Hall effect characterization of electronic transition behind the metamagnetic transition in FeRh

TL;DR

This study uses Hall and magnetoresistance measurements to investigate the electronic changes during the metamagnetic transition in FeRh, revealing a significant carrier density suppression linked to an orbital selective Mott transition.

Contribution

It provides new insights into the electronic mechanism behind the metamagnetic transition in FeRh, highlighting the role of Fe/Rh substitution defects and an orbital selective Mott transition.

Findings

Carrier density drops by at least an order of magnitude during transition

Intrinsic doping from Fe/Rh substitution defects affects electronic properties

Orbital selective Mott transition likely drives the metamagnetic transition

Abstract

The antiferromagnetic ground state and the metamagnetic transition to the ferromagnetic state of CsCl-ordered FeRh epilayers have been characterized using Hall and magnetoresistance measure- ments.

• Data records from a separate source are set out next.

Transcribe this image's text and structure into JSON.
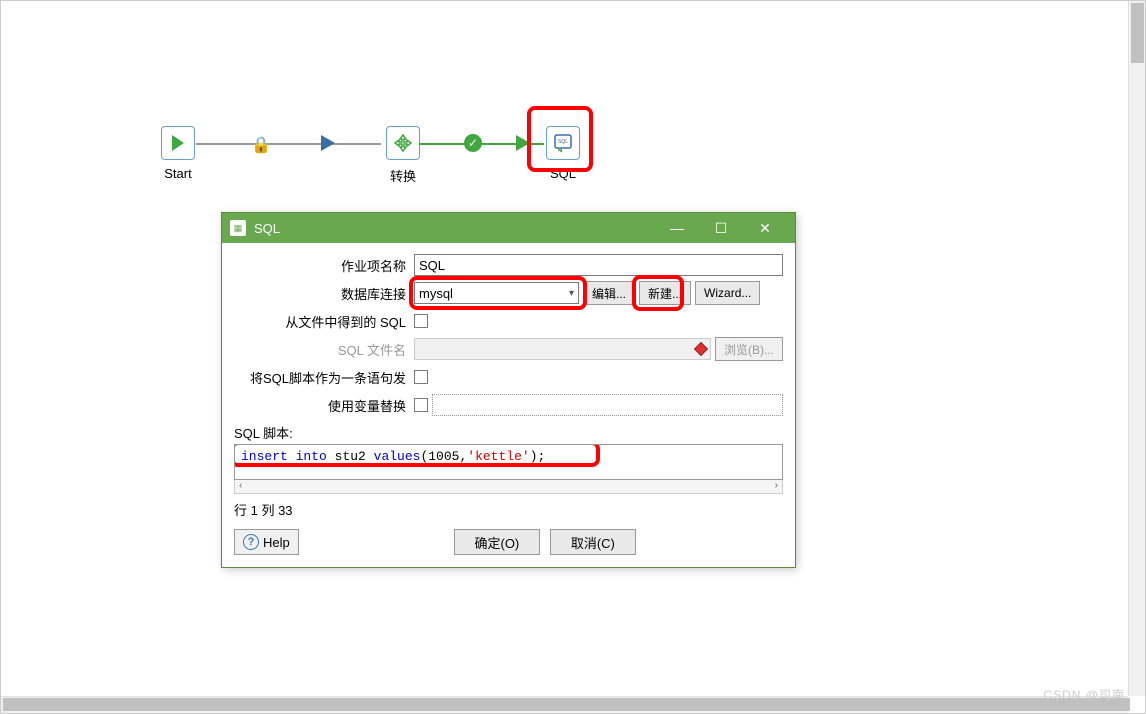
{
  "flow": {
    "start_label": "Start",
    "transform_label": "转换",
    "sql_label": "SQL"
  },
  "dialog": {
    "title": "SQL",
    "labels": {
      "job_name": "作业项名称",
      "db_conn": "数据库连接",
      "sql_from_file": "从文件中得到的 SQL",
      "sql_filename": "SQL 文件名",
      "single_stmt": "将SQL脚本作为一条语句发",
      "var_subst": "使用变量替换",
      "sql_script": "SQL 脚本:"
    },
    "values": {
      "job_name": "SQL",
      "db_conn": "mysql"
    },
    "buttons": {
      "edit": "编辑...",
      "new": "新建...",
      "wizard": "Wizard...",
      "browse": "浏览(B)...",
      "help": "Help",
      "ok": "确定(O)",
      "cancel": "取消(C)"
    },
    "sql": {
      "kw1": "insert into",
      "text1": " stu2 ",
      "kw2": "values",
      "text2": "(1005,",
      "str1": "'kettle'",
      "text3": ");"
    },
    "position": "行 1 列 33"
  },
  "watermark": "CSDN @司南"
}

On cooling into the ground state, the metamagnetic transition is found to coincide with a suppression in carrier density of at least an order of magnitude below the typical metallic level shown by the ferromagnetic state. The data reveal that this sub-metallic density of electron-like majority carriers in the antiferromagnetic phase are attributable to intrinsic doping from Fe/Rh substitution defects, with approximately two electrons per pair of atoms swapped. Based on these observations it is suggested that an orbital selective Mott transition, selective to the Fe 3d electrons drives the metamagnetic transition.